A knock interrupts my spiraling. Sister Margaret enters—the nun who took us in after our parents died, though I haven't been to confession in months. She still smells like church incense and the particular soap they use at the convent. Comfort and guilt mixed into one tiny Irish woman.

"Heard you were having a time of it," she says, pulling the visitor's chair close. Her accent turns 'time' into 'toime,' soft and musical.

"Sister, I can't—"

"Hush. I'm not here for confession, child. Though Lord knows you could use it." She eyes the monitor, the IV poles, the evidence of medical crisis. "Twenty weeks is early."

"Too early."

"Aye. But sometimes the smallest seeds grow the strongest trees, given the right soil." She takes my hand, careful of the IV. "I called Tommy to check on you—the boy's been beside himself with worry. He mentioned your young man's been sleeping in the waiting room. Four days now. Showering in the staff locker room when the nurses take pity."

"He's not my—"

"No? Then what is he? The father of your child who betrayed your trust so fundamentally you nearly miscarried from the shock?" Her directness cuts through the mag fog. "Or the man who's stopped a war to keep you calm enough to carry to term?"

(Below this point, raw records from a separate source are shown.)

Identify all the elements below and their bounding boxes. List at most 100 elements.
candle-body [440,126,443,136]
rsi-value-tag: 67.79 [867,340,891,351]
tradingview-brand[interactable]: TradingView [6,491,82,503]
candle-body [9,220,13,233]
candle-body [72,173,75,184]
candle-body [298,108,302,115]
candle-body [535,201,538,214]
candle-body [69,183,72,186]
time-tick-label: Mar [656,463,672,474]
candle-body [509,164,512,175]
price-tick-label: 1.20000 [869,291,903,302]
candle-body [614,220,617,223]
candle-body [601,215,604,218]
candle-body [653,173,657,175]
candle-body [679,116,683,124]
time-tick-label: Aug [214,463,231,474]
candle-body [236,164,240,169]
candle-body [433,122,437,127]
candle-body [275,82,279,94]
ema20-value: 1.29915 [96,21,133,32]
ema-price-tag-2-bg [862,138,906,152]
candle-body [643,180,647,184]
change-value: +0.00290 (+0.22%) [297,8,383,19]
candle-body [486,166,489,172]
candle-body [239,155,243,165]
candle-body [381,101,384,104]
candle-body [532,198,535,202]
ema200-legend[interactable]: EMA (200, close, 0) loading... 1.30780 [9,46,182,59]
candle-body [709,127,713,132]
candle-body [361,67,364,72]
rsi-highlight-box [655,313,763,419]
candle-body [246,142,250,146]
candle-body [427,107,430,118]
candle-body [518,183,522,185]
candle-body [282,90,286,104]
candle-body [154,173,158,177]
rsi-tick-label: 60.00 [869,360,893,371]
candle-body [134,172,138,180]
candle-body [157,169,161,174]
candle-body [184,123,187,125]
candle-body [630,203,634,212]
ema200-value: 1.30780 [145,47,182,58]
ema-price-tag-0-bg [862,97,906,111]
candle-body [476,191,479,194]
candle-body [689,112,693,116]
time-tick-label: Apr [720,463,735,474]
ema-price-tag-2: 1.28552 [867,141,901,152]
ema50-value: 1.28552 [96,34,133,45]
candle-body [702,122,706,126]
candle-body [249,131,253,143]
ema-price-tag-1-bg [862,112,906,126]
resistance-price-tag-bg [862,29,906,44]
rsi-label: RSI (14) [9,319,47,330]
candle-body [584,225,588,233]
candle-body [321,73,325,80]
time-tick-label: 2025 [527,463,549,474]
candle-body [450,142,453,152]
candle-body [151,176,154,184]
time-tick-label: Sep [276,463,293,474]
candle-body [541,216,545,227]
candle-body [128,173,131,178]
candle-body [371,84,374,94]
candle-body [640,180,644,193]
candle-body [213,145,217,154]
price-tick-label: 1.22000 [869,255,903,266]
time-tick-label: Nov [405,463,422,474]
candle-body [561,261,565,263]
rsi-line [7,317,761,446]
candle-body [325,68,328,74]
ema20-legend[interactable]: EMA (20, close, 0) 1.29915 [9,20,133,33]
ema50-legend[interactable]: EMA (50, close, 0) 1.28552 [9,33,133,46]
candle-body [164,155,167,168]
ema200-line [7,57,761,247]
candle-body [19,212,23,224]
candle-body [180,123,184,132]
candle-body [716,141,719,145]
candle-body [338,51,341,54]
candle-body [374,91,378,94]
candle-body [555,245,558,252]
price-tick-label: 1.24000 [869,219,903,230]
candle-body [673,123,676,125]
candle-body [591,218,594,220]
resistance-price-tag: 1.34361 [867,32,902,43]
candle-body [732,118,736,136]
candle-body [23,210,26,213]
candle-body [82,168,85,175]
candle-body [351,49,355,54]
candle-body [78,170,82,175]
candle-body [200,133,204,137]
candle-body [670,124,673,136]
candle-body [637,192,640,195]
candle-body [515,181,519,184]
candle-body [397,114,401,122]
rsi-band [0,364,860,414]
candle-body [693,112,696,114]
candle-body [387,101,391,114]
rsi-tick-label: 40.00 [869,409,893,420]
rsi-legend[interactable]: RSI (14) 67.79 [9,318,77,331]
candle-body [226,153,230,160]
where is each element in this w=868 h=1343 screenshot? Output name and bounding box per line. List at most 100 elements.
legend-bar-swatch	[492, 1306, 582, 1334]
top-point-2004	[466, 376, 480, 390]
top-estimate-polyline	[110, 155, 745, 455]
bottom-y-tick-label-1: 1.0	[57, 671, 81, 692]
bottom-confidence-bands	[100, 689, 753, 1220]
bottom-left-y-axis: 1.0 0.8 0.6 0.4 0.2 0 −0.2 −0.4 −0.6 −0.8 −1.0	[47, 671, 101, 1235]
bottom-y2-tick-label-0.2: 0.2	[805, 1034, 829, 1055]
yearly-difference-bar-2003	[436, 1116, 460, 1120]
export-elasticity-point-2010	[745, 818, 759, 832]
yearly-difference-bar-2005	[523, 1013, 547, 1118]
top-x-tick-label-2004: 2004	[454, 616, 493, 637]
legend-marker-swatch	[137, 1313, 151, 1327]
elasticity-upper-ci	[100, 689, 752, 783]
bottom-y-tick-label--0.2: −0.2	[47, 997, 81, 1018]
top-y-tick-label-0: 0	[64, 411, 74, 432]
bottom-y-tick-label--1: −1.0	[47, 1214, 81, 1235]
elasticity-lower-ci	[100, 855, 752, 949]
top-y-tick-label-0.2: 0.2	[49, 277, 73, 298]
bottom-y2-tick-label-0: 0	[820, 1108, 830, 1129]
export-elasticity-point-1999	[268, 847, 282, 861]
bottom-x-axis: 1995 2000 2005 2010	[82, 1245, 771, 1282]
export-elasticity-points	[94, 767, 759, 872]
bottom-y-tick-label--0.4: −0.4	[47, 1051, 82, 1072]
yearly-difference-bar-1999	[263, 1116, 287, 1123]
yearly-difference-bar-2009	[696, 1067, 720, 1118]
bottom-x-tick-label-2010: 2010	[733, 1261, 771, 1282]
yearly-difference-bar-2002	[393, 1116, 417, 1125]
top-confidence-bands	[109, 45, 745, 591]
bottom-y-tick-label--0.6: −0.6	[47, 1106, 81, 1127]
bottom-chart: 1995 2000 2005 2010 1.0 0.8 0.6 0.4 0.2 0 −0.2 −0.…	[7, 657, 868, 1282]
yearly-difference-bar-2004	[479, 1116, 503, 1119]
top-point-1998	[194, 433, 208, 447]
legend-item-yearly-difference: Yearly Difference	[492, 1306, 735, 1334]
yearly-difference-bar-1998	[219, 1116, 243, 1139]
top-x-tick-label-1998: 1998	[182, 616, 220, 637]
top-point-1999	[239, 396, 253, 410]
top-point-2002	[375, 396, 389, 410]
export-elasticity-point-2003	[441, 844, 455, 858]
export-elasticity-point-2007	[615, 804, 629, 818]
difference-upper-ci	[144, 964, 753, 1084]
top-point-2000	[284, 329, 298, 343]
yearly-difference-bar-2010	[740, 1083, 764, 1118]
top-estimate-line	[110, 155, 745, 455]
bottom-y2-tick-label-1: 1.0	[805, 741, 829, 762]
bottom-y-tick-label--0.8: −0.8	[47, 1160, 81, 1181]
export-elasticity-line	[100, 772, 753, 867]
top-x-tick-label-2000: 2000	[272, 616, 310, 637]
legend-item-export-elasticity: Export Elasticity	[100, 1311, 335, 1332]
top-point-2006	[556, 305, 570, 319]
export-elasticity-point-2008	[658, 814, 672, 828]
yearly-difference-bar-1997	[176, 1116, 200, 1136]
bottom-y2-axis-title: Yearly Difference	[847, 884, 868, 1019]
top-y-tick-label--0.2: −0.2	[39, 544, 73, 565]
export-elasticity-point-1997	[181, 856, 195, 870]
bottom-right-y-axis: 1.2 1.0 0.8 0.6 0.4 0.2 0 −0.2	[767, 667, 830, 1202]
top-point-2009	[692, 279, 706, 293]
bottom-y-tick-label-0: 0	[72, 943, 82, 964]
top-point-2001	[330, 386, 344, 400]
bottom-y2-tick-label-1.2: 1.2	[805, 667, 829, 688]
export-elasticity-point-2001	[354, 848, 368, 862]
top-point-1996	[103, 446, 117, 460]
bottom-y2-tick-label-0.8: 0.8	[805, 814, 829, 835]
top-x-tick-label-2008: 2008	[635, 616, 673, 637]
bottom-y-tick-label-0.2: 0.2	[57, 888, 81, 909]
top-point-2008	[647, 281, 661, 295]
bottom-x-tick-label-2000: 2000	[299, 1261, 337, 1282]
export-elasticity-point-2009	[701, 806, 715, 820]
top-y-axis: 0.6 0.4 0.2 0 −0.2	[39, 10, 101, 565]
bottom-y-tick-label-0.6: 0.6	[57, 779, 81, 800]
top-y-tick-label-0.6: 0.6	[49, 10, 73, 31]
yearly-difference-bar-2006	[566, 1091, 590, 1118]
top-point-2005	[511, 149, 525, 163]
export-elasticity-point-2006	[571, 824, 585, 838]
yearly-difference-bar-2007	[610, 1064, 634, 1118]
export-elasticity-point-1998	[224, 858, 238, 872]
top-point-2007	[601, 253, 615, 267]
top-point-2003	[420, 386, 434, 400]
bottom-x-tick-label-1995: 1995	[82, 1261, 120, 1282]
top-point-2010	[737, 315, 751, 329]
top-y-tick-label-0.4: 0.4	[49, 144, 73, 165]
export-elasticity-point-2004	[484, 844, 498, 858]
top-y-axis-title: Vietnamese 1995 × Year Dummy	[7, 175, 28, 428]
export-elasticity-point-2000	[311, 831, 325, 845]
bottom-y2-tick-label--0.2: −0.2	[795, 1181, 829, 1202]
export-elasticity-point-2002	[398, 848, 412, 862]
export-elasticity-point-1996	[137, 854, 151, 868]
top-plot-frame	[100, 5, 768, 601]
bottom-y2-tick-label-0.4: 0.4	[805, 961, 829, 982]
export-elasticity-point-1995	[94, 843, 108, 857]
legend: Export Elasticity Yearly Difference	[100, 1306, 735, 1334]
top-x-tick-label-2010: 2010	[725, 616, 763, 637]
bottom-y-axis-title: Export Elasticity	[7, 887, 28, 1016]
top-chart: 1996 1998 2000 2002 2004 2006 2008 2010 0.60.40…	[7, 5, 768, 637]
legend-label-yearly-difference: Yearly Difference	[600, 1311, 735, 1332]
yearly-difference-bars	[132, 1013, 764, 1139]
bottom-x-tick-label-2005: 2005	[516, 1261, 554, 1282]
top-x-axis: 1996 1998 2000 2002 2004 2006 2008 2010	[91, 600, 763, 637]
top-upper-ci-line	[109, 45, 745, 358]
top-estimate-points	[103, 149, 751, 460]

"Both. Neither. I don't know."

"The surveillance was wrong," she says simply. "Violation dressed as protection. Tommy told me about it when I called—said you'd discovered something awful. But I've seen him these four days. He's not eating, barely sleeping. Tommy brings him food he doesn't touch. He stands at your window when he thinks you're sleeping, just... watching. But different from before. Like he's memorizing you in case you disappear."

"Good. Let him suffer."

"Oh, child. He is. But that's not what I'm asking. I'm asking if his suffering helps your healing. If his pain eases yours. If watching him waste away through that window makes your baby stronger."

The monitor beeps—baby's heart rate jumping to 175. Sister Margaret eyes it knowingly.

"Your brother came yesterday," she says quietly, and I feel my whole body tense. "While you were sleeping. Stood in the doorway for twenty minutes, just looking at you. At the monitors. At what he's done."

"He didn't—"

"No, didn't come in. Couldn't, I think. The weight of it—seeing you like this, knowing his part in it—it broke something in him. I've known that boy since he was twelve, angry and scared after your parents died. Never seen him cry like that." She adjusts her habit. "He left this."

She pulls out a small envelope, Miguel's careful handwriting spelling my name.